For a slit throat in action, see this clip from Scream, starting at about 2:40…

 

Interview with the Playwright

Click HERE to read a long-form interview with Hookman playwright Lauren Yee. Here’s an excerpt with my favorite bit:

IMB: Given that you don’t love horror movies, and you shy away from scary, shocking genres, what made you want to dive headfirst into a play that demands massive amounts of stage blood, and violence, and suspenseful discomfort?

LY: I think I felt like there’s room out there in the horror genre for something that is scary, but is also awkward; that there’s more than one way to look at death, and see the different facets of it. Also, as someone who doesn’t like scary movies, it was a way to deflate the genre for myself. If I could take horror, and make it kind of awkward and goofy and uncomfortable, that might be kind of fun for me. There could be a horror story that I could sit through.

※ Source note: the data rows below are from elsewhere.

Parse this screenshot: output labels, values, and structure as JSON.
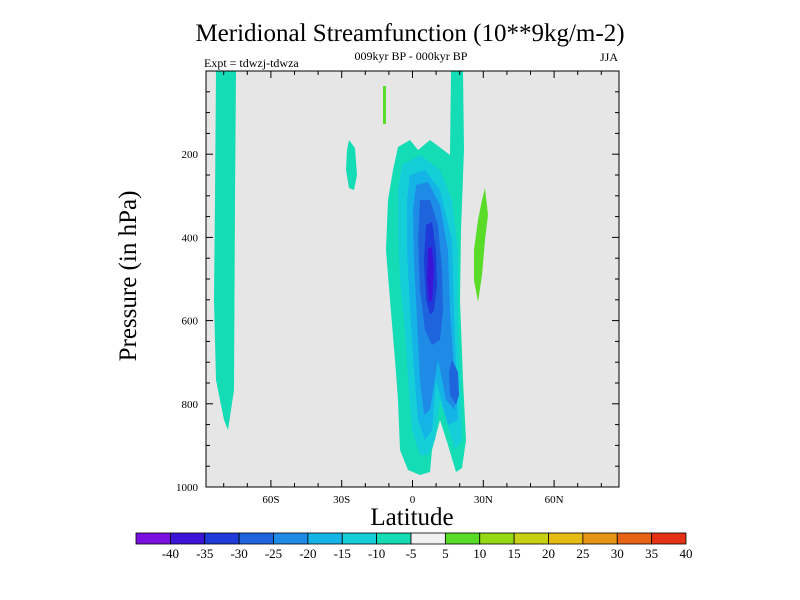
{
  "chart_data": {
    "type": "contour",
    "title": "Meridional Streamfunction (10**9kg/m-2)",
    "subtitle": "009kyr BP - 000kyr BP",
    "left_label": "Expt = tdwzj-tdwza",
    "right_label": "JJA",
    "xlabel": "Latitude",
    "ylabel": "Pressure (in hPa)",
    "x_ticks": [
      {
        "value": -60,
        "label": "60S"
      },
      {
        "value": -30,
        "label": "30S"
      },
      {
        "value": 0,
        "label": "0"
      },
      {
        "value": 30,
        "label": "30N"
      },
      {
        "value": 60,
        "label": "60N"
      }
    ],
    "y_ticks": [
      {
        "value": 200,
        "label": "200"
      },
      {
        "value": 400,
        "label": "400"
      },
      {
        "value": 600,
        "label": "600"
      },
      {
        "value": 800,
        "label": "800"
      },
      {
        "value": 1000,
        "label": "1000"
      }
    ],
    "xlim": [
      -87.5,
      87.5
    ],
    "ylim": [
      1000,
      0
    ],
    "background_color": "#e6e6e6",
    "contour_levels": [
      -40,
      -35,
      -30,
      -25,
      -20,
      -15,
      -10,
      -5,
      5,
      10,
      15,
      20,
      25,
      30,
      35,
      40
    ],
    "colorbar_labels": [
      "-40",
      "-35",
      "-30",
      "-25",
      "-20",
      "-15",
      "-10",
      "-5",
      "5",
      "10",
      "15",
      "20",
      "25",
      "30",
      "35",
      "40"
    ],
    "colorbar_colors": [
      "#7a10e0",
      "#3c14d8",
      "#1e3ad8",
      "#1e64dc",
      "#1e8ce6",
      "#14b4e6",
      "#14cfd8",
      "#14dcb4",
      "#f0f0f0",
      "#58dc28",
      "#96d814",
      "#c8d014",
      "#e6bc14",
      "#e69614",
      "#e66414",
      "#e63214"
    ],
    "regions": [
      {
        "name": "sh-cell-60s",
        "min_value": -10,
        "max_value": -5,
        "lat_range": [
          -82,
          -74
        ],
        "pressure_range": [
          0,
          860
        ]
      },
      {
        "name": "tropical-cell-core",
        "min_value": -35,
        "max_value": -30,
        "lat_range": [
          3,
          8
        ],
        "pressure_range": [
          390,
          640
        ]
      },
      {
        "name": "tropical-cell",
        "min_value": -35,
        "max_value": -5,
        "lat_range": [
          -13,
          22
        ],
        "pressure_range": [
          120,
          970
        ]
      },
      {
        "name": "sh-upper-blob",
        "min_value": -10,
        "max_value": -5,
        "lat_range": [
          -20,
          -16
        ],
        "pressure_range": [
          160,
          290
        ]
      },
      {
        "name": "nh-positive-blob",
        "min_value": 5,
        "max_value": 10,
        "lat_range": [
          26,
          32
        ],
        "pressure_range": [
          285,
          555
        ]
      },
      {
        "name": "upper-positive-streak",
        "min_value": 5,
        "max_value": 10,
        "lat_range": [
          -11,
          -9
        ],
        "pressure_range": [
          0,
          130
        ]
      }
    ]
  }
}
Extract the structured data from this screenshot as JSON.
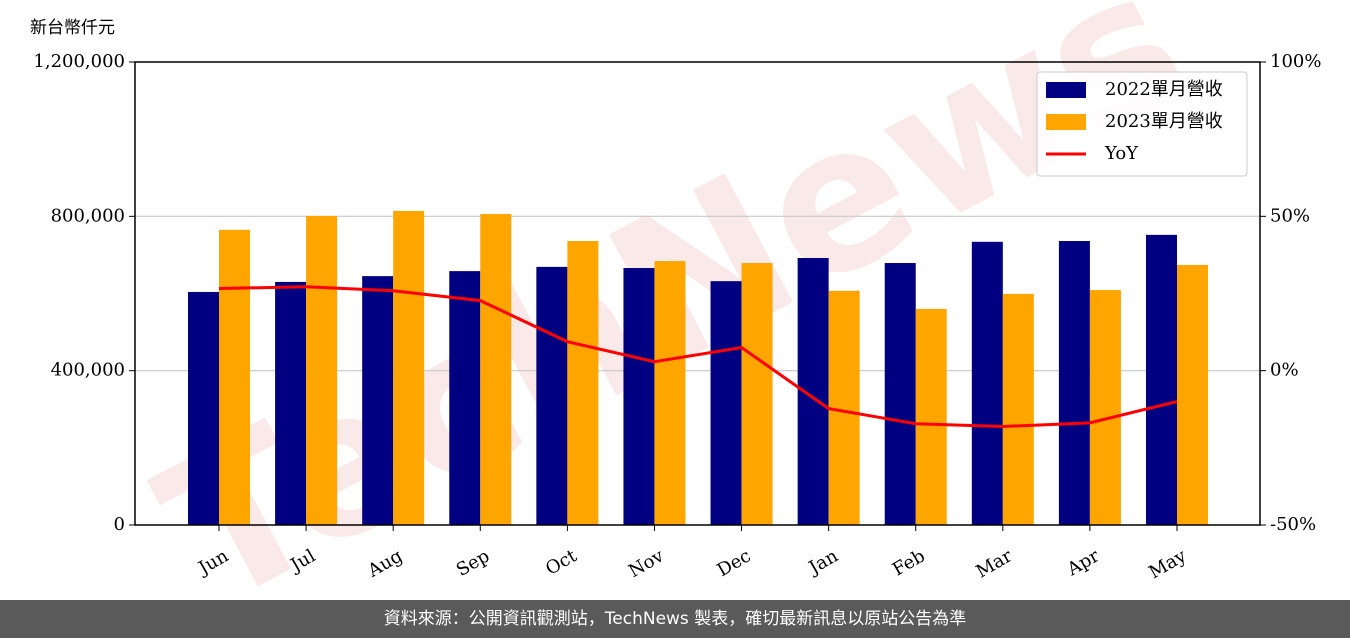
{
  "chart_data": {
    "type": "bar",
    "y_unit_label": "新台幣仟元",
    "watermark": "TechNews",
    "footer": "資料來源：公開資訊觀測站，TechNews 製表，確切最新訊息以原站公告為準",
    "categories": [
      "Jun",
      "Jul",
      "Aug",
      "Sep",
      "Oct",
      "Nov",
      "Dec",
      "Jan",
      "Feb",
      "Mar",
      "Apr",
      "May"
    ],
    "series": [
      {
        "name": "2022單月營收",
        "type": "bar",
        "color": "#000080",
        "values": [
          604000,
          630000,
          645000,
          658000,
          669000,
          666000,
          632000,
          692000,
          679000,
          734000,
          736000,
          752000
        ]
      },
      {
        "name": "2023單月營收",
        "type": "bar",
        "color": "#ffa500",
        "values": [
          765000,
          801000,
          814000,
          806000,
          736000,
          684000,
          679000,
          607000,
          560000,
          599000,
          609000,
          674000
        ]
      },
      {
        "name": "YoY",
        "type": "line",
        "axis": "y2",
        "color": "#ff0000",
        "values": [
          26.6,
          27.2,
          25.9,
          22.7,
          9.4,
          2.9,
          7.5,
          -12.3,
          -17.2,
          -18.1,
          -16.9,
          -10.0
        ]
      }
    ],
    "ylim": [
      0,
      1200000
    ],
    "yticks": [
      0,
      {
        "value": 400000,
        "label": "400,000"
      },
      {
        "value": 800000,
        "label": "800,000"
      },
      {
        "value": 1200000,
        "label": "1,200,000"
      }
    ],
    "y2lim": [
      -50,
      100
    ],
    "y2ticks": [
      {
        "value": -50,
        "label": "-50%"
      },
      {
        "value": 0,
        "label": "0%"
      },
      {
        "value": 50,
        "label": "50%"
      },
      {
        "value": 100,
        "label": "100%"
      }
    ],
    "grid": true,
    "legend": "upper right"
  }
}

IMB: Did you watch any horror movies in preparation for this?

LY: [long pause] Not really. I thought back to all the trailers of horror movies that I watched, and got terrified by. I know some of the stories but…

IMB: …The trailer is enough.

LY: Yes. The trailer is enough. I admit it. I did not watch a lot of movies to prepare for this.

IMB: Do you remember ever having watched one all the way through?

LY: I watched The Ring. All the way through. One of my friends was a big, big Japanese horror fan, and it terrified me. I went home and – the premise behind The Ring is that you watch this kind of grainy videotape – and I turned on my TV, and it was like the grainy videotape quality, and I turned it off. I couldn’t – yeah.

IMB: Did it follow you around? Like, when you see these things, do you carry that discomfort with you for a while after you see it?

LY: I think so. I think you begin to see the ways in which your normal every day life begins to warp to accommodate these horror images.

IMB: That feels so connected to this play, that idea of being so uncomfortable about something that –

LY: – That your mind begins to change things right in front of you. Or, that you begin to see more into silences, or objects, than you should.